Patterns tied to aid access:
The analysis shows wasting rates eased during periods when aid flowed, including a six-week ceasefire in early 2025, and worsened when supplies were curtailed. Israel has intermittently restricted aid entry during the war that followed Hamas’s October 7, 2023, attacks; Prime Minister Benjamin Netanyahu has rejected reports of starvation as “lies.” UN agencies and aid groups say children and pregnant women have been hit hardest by prolonged shortages and disrupted distribution.

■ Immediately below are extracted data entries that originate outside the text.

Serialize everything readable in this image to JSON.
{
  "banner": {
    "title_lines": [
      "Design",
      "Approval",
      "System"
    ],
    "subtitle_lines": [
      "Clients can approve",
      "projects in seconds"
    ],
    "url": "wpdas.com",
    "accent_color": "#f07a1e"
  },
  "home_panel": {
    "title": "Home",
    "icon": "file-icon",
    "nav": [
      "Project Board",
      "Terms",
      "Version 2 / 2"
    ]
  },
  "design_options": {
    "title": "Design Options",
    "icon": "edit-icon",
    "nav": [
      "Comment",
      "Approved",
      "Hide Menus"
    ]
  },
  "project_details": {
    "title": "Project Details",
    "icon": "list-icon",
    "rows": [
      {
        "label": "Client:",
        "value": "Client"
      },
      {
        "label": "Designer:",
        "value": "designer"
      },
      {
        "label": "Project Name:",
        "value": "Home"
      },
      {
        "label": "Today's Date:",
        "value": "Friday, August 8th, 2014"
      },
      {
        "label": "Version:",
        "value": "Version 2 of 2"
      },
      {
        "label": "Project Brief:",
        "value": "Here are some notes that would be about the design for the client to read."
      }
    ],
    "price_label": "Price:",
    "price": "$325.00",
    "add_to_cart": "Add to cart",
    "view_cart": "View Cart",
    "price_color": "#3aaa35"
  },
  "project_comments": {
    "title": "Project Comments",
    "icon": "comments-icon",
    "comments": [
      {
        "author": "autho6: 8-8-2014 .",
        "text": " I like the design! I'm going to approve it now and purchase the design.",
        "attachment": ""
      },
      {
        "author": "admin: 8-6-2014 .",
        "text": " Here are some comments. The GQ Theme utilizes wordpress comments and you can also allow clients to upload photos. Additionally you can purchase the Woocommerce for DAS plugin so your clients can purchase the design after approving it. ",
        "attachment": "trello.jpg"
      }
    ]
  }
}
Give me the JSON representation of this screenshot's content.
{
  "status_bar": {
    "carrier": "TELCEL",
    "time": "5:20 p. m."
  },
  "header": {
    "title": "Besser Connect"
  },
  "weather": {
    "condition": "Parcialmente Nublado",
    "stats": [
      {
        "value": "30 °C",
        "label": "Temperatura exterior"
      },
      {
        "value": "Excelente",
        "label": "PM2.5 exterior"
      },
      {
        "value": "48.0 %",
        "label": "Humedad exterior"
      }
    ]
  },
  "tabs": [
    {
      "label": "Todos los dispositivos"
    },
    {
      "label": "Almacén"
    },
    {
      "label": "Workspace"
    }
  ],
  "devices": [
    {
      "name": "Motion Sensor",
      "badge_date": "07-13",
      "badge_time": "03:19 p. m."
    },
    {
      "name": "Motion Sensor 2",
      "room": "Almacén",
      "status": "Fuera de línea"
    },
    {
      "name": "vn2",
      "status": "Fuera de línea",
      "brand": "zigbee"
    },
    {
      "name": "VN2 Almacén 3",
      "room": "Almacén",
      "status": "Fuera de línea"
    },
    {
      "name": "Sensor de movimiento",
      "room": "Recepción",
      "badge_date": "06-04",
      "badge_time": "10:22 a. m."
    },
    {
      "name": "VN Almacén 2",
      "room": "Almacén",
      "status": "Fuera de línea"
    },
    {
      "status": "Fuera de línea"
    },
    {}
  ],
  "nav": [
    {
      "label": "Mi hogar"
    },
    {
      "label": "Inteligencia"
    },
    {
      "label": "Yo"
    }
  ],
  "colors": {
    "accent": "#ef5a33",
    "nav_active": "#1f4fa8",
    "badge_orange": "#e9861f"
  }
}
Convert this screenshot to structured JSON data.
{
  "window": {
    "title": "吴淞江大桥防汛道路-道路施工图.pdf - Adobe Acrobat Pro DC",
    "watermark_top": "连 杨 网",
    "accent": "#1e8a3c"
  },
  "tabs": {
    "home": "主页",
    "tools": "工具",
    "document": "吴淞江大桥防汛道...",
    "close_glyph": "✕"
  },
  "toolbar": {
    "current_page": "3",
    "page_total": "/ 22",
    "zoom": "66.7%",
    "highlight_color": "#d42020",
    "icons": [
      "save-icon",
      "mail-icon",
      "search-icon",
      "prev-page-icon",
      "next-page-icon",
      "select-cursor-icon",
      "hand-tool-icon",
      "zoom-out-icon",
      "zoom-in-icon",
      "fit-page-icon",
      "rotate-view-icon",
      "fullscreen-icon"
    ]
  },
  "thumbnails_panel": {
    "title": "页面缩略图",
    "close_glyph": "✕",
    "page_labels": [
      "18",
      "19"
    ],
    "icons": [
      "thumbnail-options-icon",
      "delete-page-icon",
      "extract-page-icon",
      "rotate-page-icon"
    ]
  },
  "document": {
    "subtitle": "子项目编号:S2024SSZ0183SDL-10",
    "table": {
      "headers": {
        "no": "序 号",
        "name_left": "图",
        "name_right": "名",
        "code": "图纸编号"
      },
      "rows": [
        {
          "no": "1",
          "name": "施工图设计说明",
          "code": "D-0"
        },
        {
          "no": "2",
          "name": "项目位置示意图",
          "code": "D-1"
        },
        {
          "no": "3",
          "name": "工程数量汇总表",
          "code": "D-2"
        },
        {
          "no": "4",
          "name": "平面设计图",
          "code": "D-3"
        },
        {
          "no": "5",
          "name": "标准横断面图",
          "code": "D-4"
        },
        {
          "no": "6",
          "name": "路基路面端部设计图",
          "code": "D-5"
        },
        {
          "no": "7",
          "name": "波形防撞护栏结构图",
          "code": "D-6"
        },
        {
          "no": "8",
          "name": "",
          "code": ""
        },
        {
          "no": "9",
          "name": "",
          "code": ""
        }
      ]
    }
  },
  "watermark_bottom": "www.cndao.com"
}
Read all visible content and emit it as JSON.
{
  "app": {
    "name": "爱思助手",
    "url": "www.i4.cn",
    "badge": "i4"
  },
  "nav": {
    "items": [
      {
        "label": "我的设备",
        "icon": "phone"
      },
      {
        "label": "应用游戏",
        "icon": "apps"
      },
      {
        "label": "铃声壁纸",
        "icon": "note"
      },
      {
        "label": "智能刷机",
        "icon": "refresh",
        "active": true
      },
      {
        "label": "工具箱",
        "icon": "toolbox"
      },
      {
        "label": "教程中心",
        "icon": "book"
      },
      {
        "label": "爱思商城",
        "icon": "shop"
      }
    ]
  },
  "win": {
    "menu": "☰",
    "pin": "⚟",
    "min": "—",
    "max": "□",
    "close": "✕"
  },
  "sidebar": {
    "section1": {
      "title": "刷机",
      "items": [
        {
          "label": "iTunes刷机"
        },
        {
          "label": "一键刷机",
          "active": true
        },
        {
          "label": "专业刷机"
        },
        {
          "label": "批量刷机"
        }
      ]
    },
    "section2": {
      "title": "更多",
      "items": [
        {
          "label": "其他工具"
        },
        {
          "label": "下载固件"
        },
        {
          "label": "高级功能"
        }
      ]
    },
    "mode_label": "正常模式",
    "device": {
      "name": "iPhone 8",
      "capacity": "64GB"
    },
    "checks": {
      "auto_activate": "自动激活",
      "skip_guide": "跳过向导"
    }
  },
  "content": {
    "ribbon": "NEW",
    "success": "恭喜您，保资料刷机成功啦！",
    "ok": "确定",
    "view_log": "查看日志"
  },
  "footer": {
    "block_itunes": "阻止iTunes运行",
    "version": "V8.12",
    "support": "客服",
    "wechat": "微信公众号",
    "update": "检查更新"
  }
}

Gaza’s health ministry reports 461 deaths from malnutrition complications, including 157 children, mostly in 2025. Hospitals, facing scarce stocks of therapeutic foods, remain overwhelmed.
How the survey worked:
Trained nurses measured mid-upper arm circumference (MUAC), a standard proxy for acute malnutrition. Arms <125 mm (4.9 inches) indicate wasting. The authors caution that conflict conditions limit perfect surveillance but say the large sample size strengthens confidence in trends.
Aid shipments and risks:
US-based nonprofit Edesia said it shipped 1,500 boxes of therapeutic food on Sept. 28 and plans nearly 15,000 more boxes by air and sea over the next month. A US-Israel distribution model launched in May channels aid through four hubs that require civilians to pass Israeli military lines; the UN says over 1,000 Palestinians have been killed in and around those sites since May. Two staff tied to the screening program are among 21 UNRWA health workers killed in Gaza; the agency reports more than 370 staff deaths overall.
The findings follow an August determination by the Integrated Food Security Phase Classification (IPC) that parts of Gaza have entered famine, after months of warnings that hundreds of thousands faced catastrophic hunger, an assessment previously delayed by limited access and data.